On July 4 of 2015, 21 Chinese brokerages vowed to invest 100 billion yuan—or 15% of their total net assets—to stabilize the market. The CSF used the money to buy large cap stocks to prop up the benchmark indexes, and brokers would “share the income/loss based on contribution proportion,” according to Citic’s earnings. In September, the scheme—part of a more than $1 trillion government rescue package—expanded to 50 brokers and another 100 billion yuan (link in Chinese) investment.
So far nine Chinese brokers have reported 2015 earnings. The bailout cost Citic the most. These brokers haven’t disclosed whether they lost or made money on the investment.

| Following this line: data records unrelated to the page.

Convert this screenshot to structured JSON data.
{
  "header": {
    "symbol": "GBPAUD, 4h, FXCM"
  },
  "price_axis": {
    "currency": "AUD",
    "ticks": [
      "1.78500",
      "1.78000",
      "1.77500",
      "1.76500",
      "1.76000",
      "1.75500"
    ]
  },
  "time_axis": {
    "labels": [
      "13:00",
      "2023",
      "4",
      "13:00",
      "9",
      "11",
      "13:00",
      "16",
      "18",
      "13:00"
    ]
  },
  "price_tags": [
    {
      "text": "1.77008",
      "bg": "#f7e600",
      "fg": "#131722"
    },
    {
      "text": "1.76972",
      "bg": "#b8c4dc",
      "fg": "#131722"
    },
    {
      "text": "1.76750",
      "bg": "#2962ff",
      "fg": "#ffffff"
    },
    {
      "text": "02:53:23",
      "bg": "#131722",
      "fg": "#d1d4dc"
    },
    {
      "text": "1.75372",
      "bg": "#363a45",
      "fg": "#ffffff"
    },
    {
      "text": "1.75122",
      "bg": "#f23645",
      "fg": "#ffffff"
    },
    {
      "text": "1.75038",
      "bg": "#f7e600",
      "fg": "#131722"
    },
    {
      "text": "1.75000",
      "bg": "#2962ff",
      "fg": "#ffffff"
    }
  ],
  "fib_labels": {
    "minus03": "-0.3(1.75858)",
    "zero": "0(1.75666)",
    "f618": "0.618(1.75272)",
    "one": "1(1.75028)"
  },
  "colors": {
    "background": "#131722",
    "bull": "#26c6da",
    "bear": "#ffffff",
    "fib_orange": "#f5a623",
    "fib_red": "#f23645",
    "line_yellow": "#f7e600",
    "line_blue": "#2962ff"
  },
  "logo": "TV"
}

Citic soon shifted from an arm of state policy to a target, when Beijing began looking for someone to blame for the stock market collapse. At least eight Citic executives were rounded up for alleged illegal trading since the market crash. Six of them—including president Cheng Boming—had left the company by Jan. 19, the broker said in its annual report. Longtime board chairman Wang Dongming, who hasn’t been accused of any wrongdoing, has also retired after heading the firm for 13 years.
“Most of them have successively returned to their work place or residences,” new chairman Zhang Youjun, who was hand-picked by parent Citic Group, said of the company associates who were probed by police in his statement in the annual report. He called the investigation “the severest test faced by the company since its establishment.”
Citic said its margin lending business was probed by the authorities. The company hasn’t received any result from the stock regulator’s investigation as of Mar. 23.